Building Safety Bill – implications for the sector

On 20 July 2020, the government published the draft Building Safety Bill. Phil Day, Group Finance Director at Guinness Partnership outlines FPAG's views on the possible implications for the housing sector.

The Bill sets out additional fire and structural safety requirements for building owners in new and existing buildings and proposes to introduce a more stringent regulatory safety regime and the introduction of a dedicated Building Safety Regulator as part of the Health and Safety Executive (HSE).

The new regulatory regime will regulate building safety risks in ‘higher-risk buildings’ which are currently defined as:

  • A building which contains more than 6 storeys or the floor surface of the building’s top habitable storey is 18 metres or more, and has:
    • Two or more dwellings (i.e. house, flat or serviced apartment);
    • Two or more rooms for residential purposes (e.g. supported accommodation), or
    • Student accommodation.

The Bill provides the government with the ability to broaden the definition of ‘higher-risk buildings’ in the future and it is widely expected that it will do so in years to come.

Implications for housing providers

The Bill will have wide-ranging implications for housing providers with a number of these identified below:

  • Building owners will need to nominate a named Accountable Person. This could be an individual, partnership or corporate body and there may be more than one Accountable Person in a building where ownership structures are more complex.

  • The Accountable Person will be required to appoint a Building Safety Manager who can be an individual or organisation to support them in the day-to-day management of fire and structural safety in a higher risk building – but an organisational Building Safety Manager will still need to have a named individual with whom residents can raise queries and concerns.

  • The Building Safety Bill includes a requirement to produce a Building Safety Case for every new and existing higher-risk building to evidence the buildings’ safety, by identifying risks and the methods of mitigating them.
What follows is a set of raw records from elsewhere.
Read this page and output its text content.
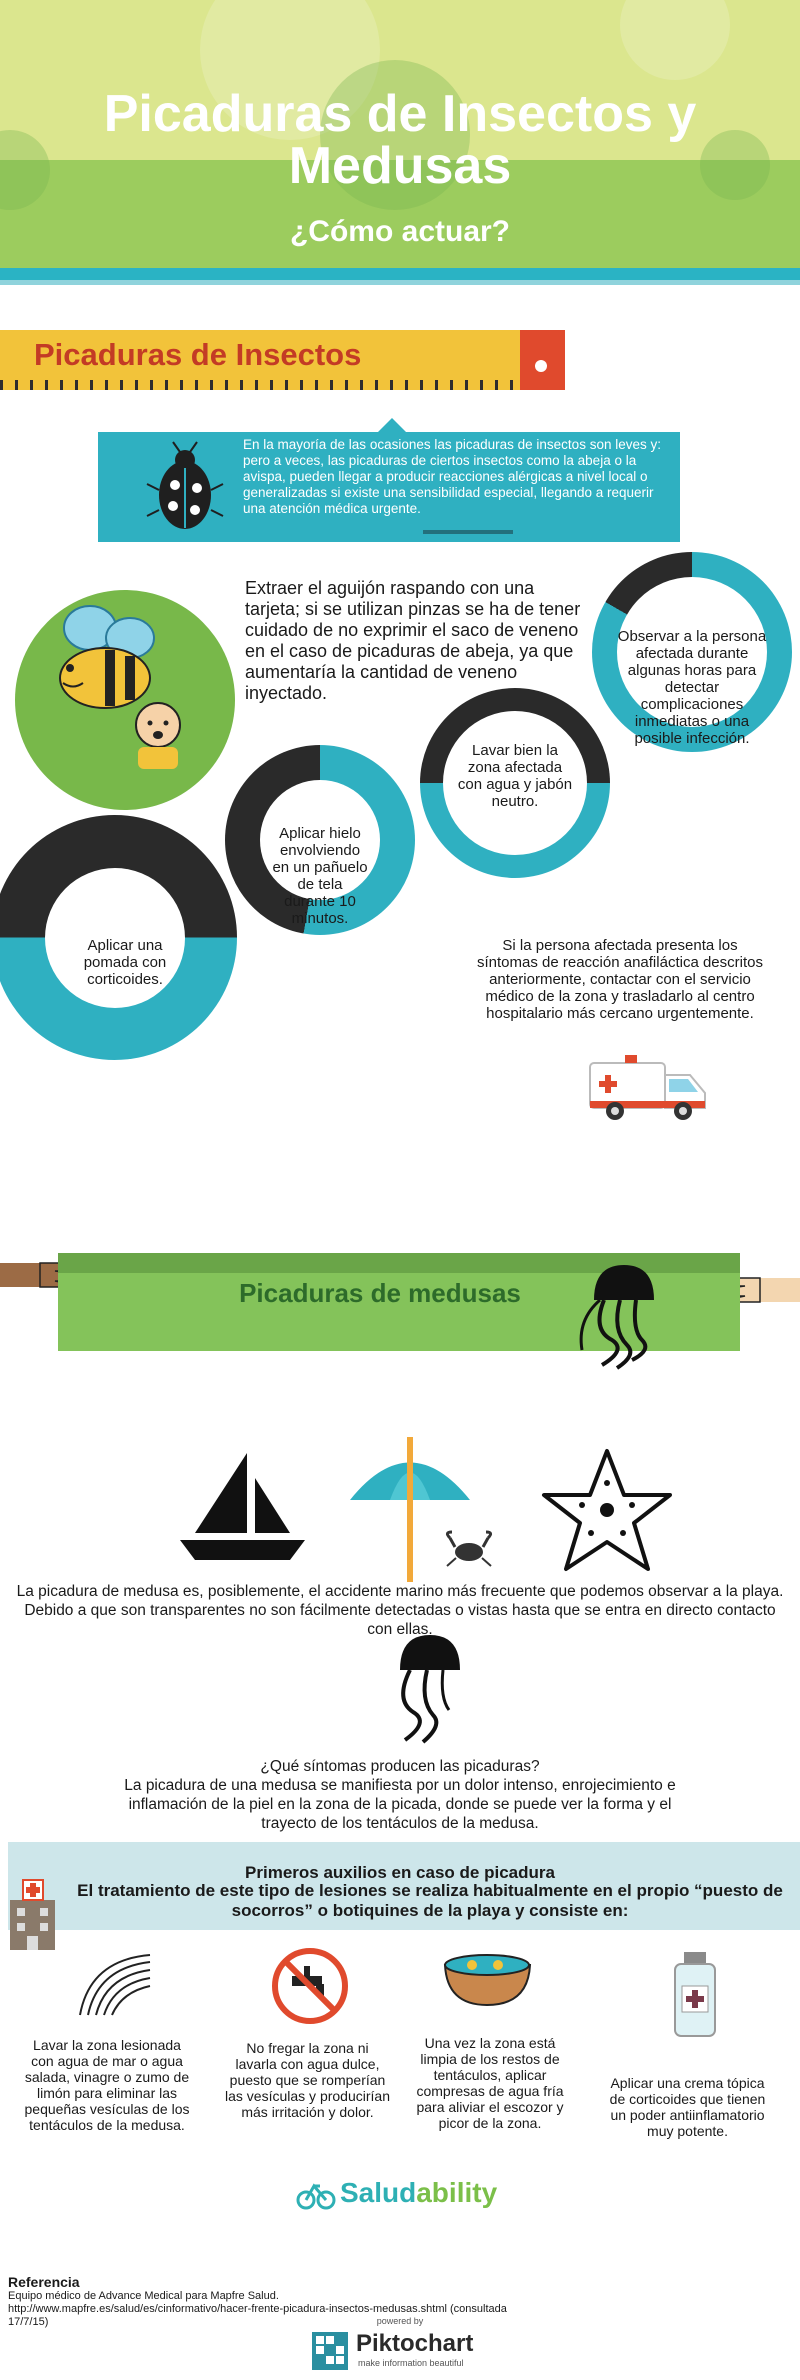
Picaduras de Insectos y Medusas
¿Cómo actuar?
Picaduras de Insectos
En la mayoría de las ocasiones las picaduras de insectos son leves y: pero a veces, las picaduras de ciertos insectos como la abeja o la avispa, pueden llegar a producir reacciones alérgicas a nivel local o generalizadas si existe una sensibilidad especial, llegando a requerir una atención médica urgente.
Extraer el aguijón raspando con una tarjeta; si se utilizan pinzas se ha de tener cuidado de no exprimir el saco de veneno en el caso de picaduras de abeja, ya que aumentaría la cantidad de veneno inyectado.
Observar a la persona afectada durante algunas horas para detectar complicaciones inmediatas o una posible infección.
Lavar bien la zona afectada con agua y jabón neutro.
Aplicar hielo envolviendo en un pañuelo de tela durante 10 minutos.
Aplicar una pomada con corticoides.
Si la persona afectada presenta los síntomas de reacción anafiláctica descritos anteriormente, contactar con el servicio médico de la zona y trasladarlo al centro hospitalario más cercano urgentemente.
Picaduras de medusas
La picadura de medusa es, posiblemente, el accidente marino más frecuente que podemos observar a la playa. Debido a que son transparentes no son fácilmente detectadas o vistas hasta que se entra en directo contacto con ellas.
¿Qué síntomas producen las picaduras?
La picadura de una medusa se manifiesta por un dolor intenso, enrojecimiento e inflamación de la piel en la zona de la picada, donde se puede ver la forma y el trayecto de los tentáculos de la medusa.
Primeros auxilios en caso de picadura
El tratamiento de este tipo de lesiones se realiza habitualmente en el propio “puesto de socorros” o botiquines de la playa y consiste en:
Lavar la zona lesionada con agua de mar o agua salada, vinagre o zumo de limón para eliminar las pequeñas vesículas de los tentáculos de la medusa.
No fregar la zona ni lavarla con agua dulce, puesto que se romperían las vesículas y producirían más irritación y dolor.
Una vez la zona está limpia de los restos de tentáculos, aplicar compresas de agua fría para aliviar el escozor y picor de la zona.
Aplicar una crema tópica de corticoides que tienen un poder antiinflamatorio muy potente.
Saludability
Referencia
Equipo médico de Advance Medical para Mapfre Salud.
http://www.mapfre.es/salud/es/cinformativo/hacer-frente-picadura-insectos-medusas.shtml (consultada 17/7/15)	powered by
Piktochart
make information beautiful
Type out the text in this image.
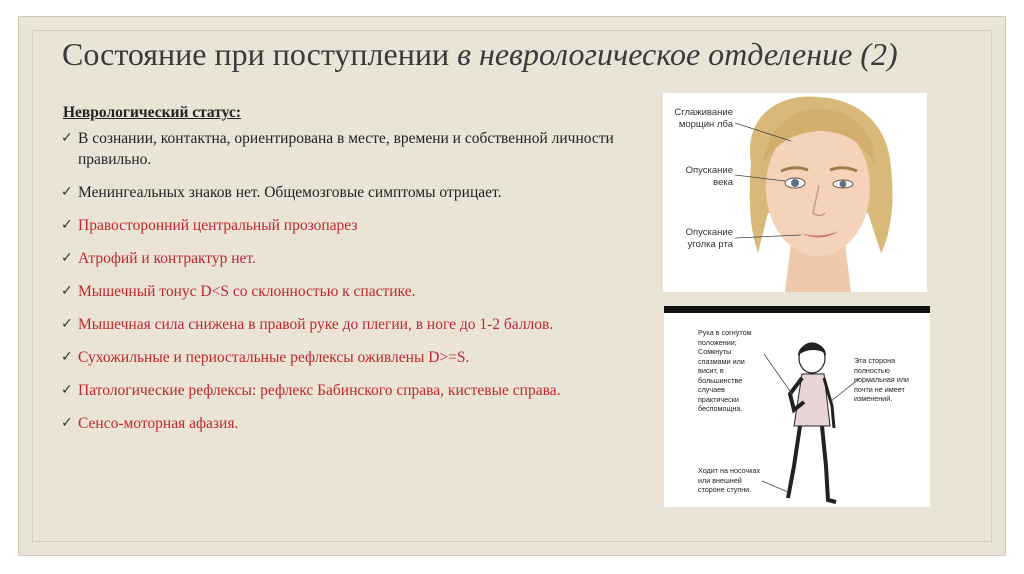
Состояние при поступлении в неврологическое отделение (2)

Неврологический статус:

✓ В сознании, контактна, ориентирована в месте, времени и собственной личности правильно.
✓ Менингеальных знаков нет. Общемозговые симптомы отрицает.
✓ Правосторонний центральный прозопарез
✓ Атрофий и контрактур нет.
✓ Мышечный тонус D<S со склонностью к спастике.
✓ Мышечная сила снижена в правой руке до плегии, в ноге до 1-2 баллов.
✓ Сухожильные и периостальные рефлексы оживлены D>=S.
✓ Патологические рефлексы: рефлекс Бабинского справа, кистевые справа.
✓ Сенсо-моторная афазия.
Сглаживание морщин лба
Опускание века
Опускание уголка рта
Рука в согнутом положении; Сомкнуты спазмами или висит, в большинстве случаев практически беспомощна.
Эта сторона полностью нормальная или почти не имеет изменений.
Ходит на носочках или внешней стороне ступни.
  • For new developments the Bill introduces a new Gateway regime to ensure that building safety risks are considered and mitigated at each stage of a building’s design and construction. The new Building Safety Regulator will oversee the building work and ensure appropriate measures are being implemented to manage risk.
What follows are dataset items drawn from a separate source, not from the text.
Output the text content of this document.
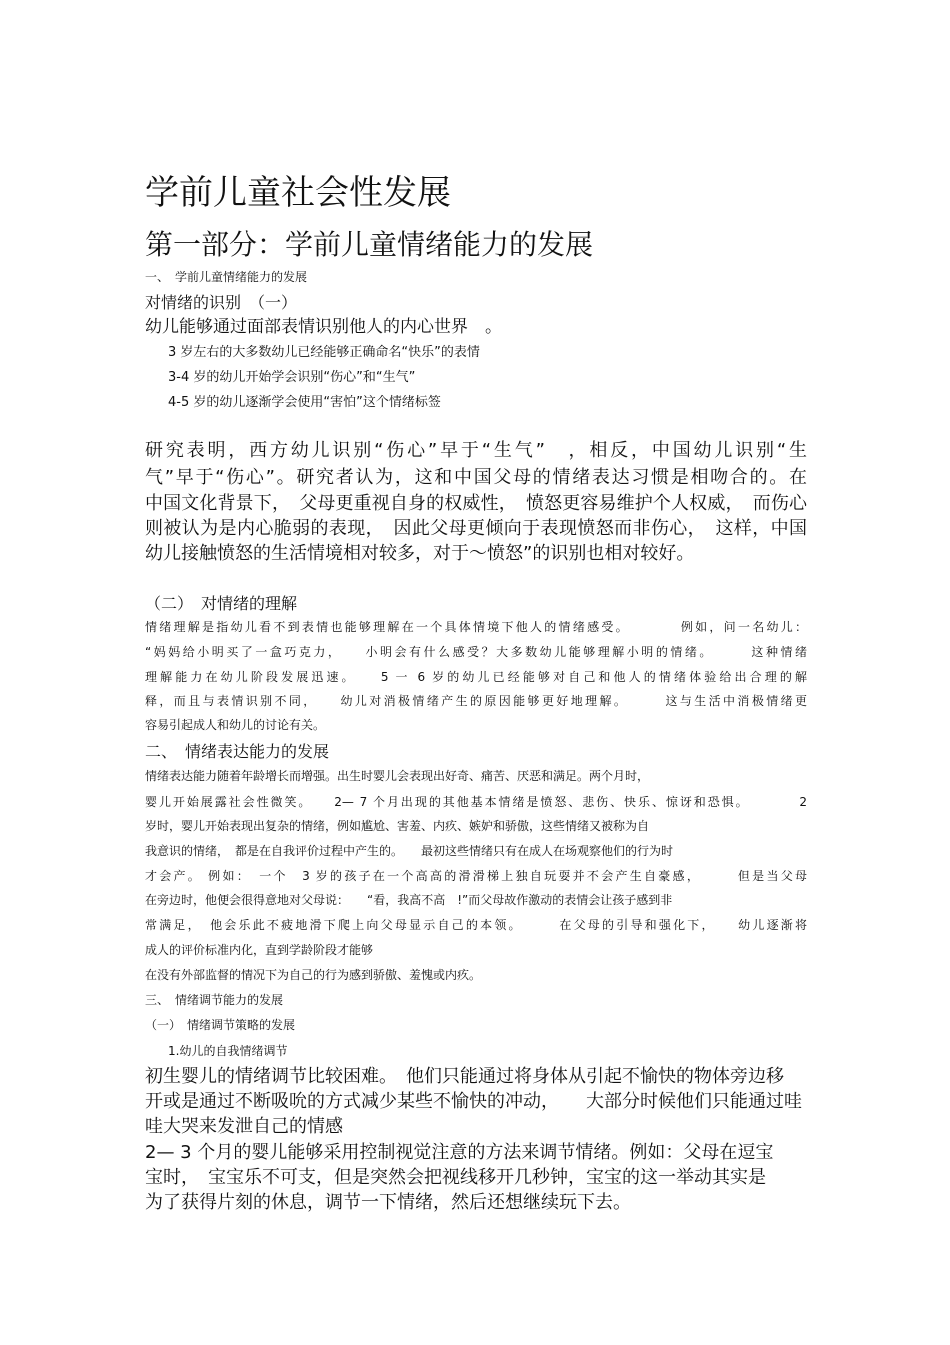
学前儿童社会性发展
第一部分：学前儿童情绪能力的发展
一、　学前儿童情绪能力的发展
对情绪的识别　（一）
幼儿能够通过面部表情识别他人的内心世界　。
3 岁左右的大多数幼儿已经能够正确命名“快乐”的表情
3-4 岁的幼儿开始学会识别“伤心”和“生气”
4-5 岁的幼儿逐渐学会使用“害怕”这个情绪标签
研究表明，西方幼儿识别“伤心”早于“生气”　，相反，中国幼儿识别“生
气”早于“伤心”。研究者认为，这和中国父母的情绪表达习惯是相吻合的。在
中国文化背景下，　父母更重视自身的权威性，　愤怒更容易维护个人权威，　而伤心
则被认为是内心脆弱的表现，　因此父母更倾向于表现愤怒而非伤心，　这样，中国
幼儿接触愤怒的生活情境相对较多，对于～愤怒”的识别也相对较好。
（二）　对情绪的理解
情绪理解是指幼儿看不到表情也能够理解在一个具体情境下他人的情绪感受。　　　　例如，问一名幼儿：
“妈妈给小明买了一盒巧克力，　　小明会有什么感受？大多数幼儿能够理解小明的情绪。　　　这种情绪
理解能力在幼儿阶段发展迅速。　　5 一 6 岁的幼儿已经能够对自己和他人的情绪体验给出合理的解
释，而且与表情识别不同，　　幼儿对消极情绪产生的原因能够更好地理解。　　　这与生活中消极情绪更
容易引起成人和幼儿的讨论有关。
二、　情绪表达能力的发展
情绪表达能力随着年龄增长而增强。出生时婴儿会表现出好奇、痛苦、厌恶和满足。两个月时，
婴儿开始展露社会性微笑。　　2— 7 个月出现的其他基本情绪是愤怒、悲伤、快乐、惊讶和恐惧。　　　　2
岁时，婴儿开始表现出复杂的情绪，例如尴尬、害羞、内疚、嫉妒和骄傲，这些情绪又被称为自
我意识的情绪，　都是在自我评价过程中产生的。　　最初这些情绪只有在成人在场观察他们的行为时
才会产。 例如：　一个　3 岁的孩子在一个高高的滑滑梯上独自玩耍并不会产生自豪感，　　　但是当父母
在旁边时，他便会很得意地对父母说：　　“看，我高不高　!”而父母故作激动的表情会让孩子感到非
常满足，　他会乐此不疲地滑下爬上向父母显示自己的本领。　　　在父母的引导和强化下，　　幼儿逐渐将
成人的评价标准内化，直到学龄阶段才能够
在没有外部监督的情况下为自己的行为感到骄傲、羞愧或内疚。
三、　情绪调节能力的发展
（一）　情绪调节策略的发展
1.幼儿的自我情绪调节
初生婴儿的情绪调节比较困难。　他们只能通过将身体从引起不愉快的物体旁边移
开或是通过不断吸吮的方式减少某些不愉快的冲动，　　大部分时候他们只能通过哇
哇大哭来发泄自己的情感
2— 3 个月的婴儿能够采用控制视觉注意的方法来调节情绪。例如：父母在逗宝
宝时，　宝宝乐不可支，但是突然会把视线移开几秒钟，宝宝的这一举动其实是
为了获得片刻的休息，调节一下情绪，然后还想继续玩下去。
  • Developers of new build homes* (including conversions) will be required to belong to a New Homes Ombudsman scheme.

  • The Bill includes provisions that enable social housing complainants to escalate a complaint to the Housing Ombudsman service directly, once they have completed their landlord’s complaints process without the need to make their complaint via a designated person / panel or wait eight weeks after the end of their landlord’s complaints process.

The Building Safety Regulator will have powers to prosecute against all offences in the Bill.  Where an offence is committed by a corporate body with the consent of a director or manager etc, or the offence is attributable to their neglect, that person will be liable to be prosecuted as well as the corporate body.

Recovery of building safety costs

The NHF is calling for the government to provide upfront funding for all remedial works so that buildings can be made safe as quickly as possible, then recoup the costs later from those responsible.

Building safety measures which may be recoverable, for example, include:

  • The commission and production of the Building Safety Case, resident engagement strategy and mandatory reporting scheme.
  • The appointment of the Building Safety Manager.
  • Building safety works.
  • Monitoring and management of day to day safety in the building, resident engagement and using the mandatory reporting system.
  • The costs of compliance with statutory notices, obligations and requirements (but not the cost of enforcement action).
  • Fees and other charges payable to the regulator.

In order to recover costs landlords will need to undertake consultation and issue a budget for the annual accounting period with the estimate of the building safety costs to be incurred and the charge payable by the leaseholder before undertaking the works.

* Page 106, section (9) of the Building Safety Bill outlines what is meant by new build homes in this case.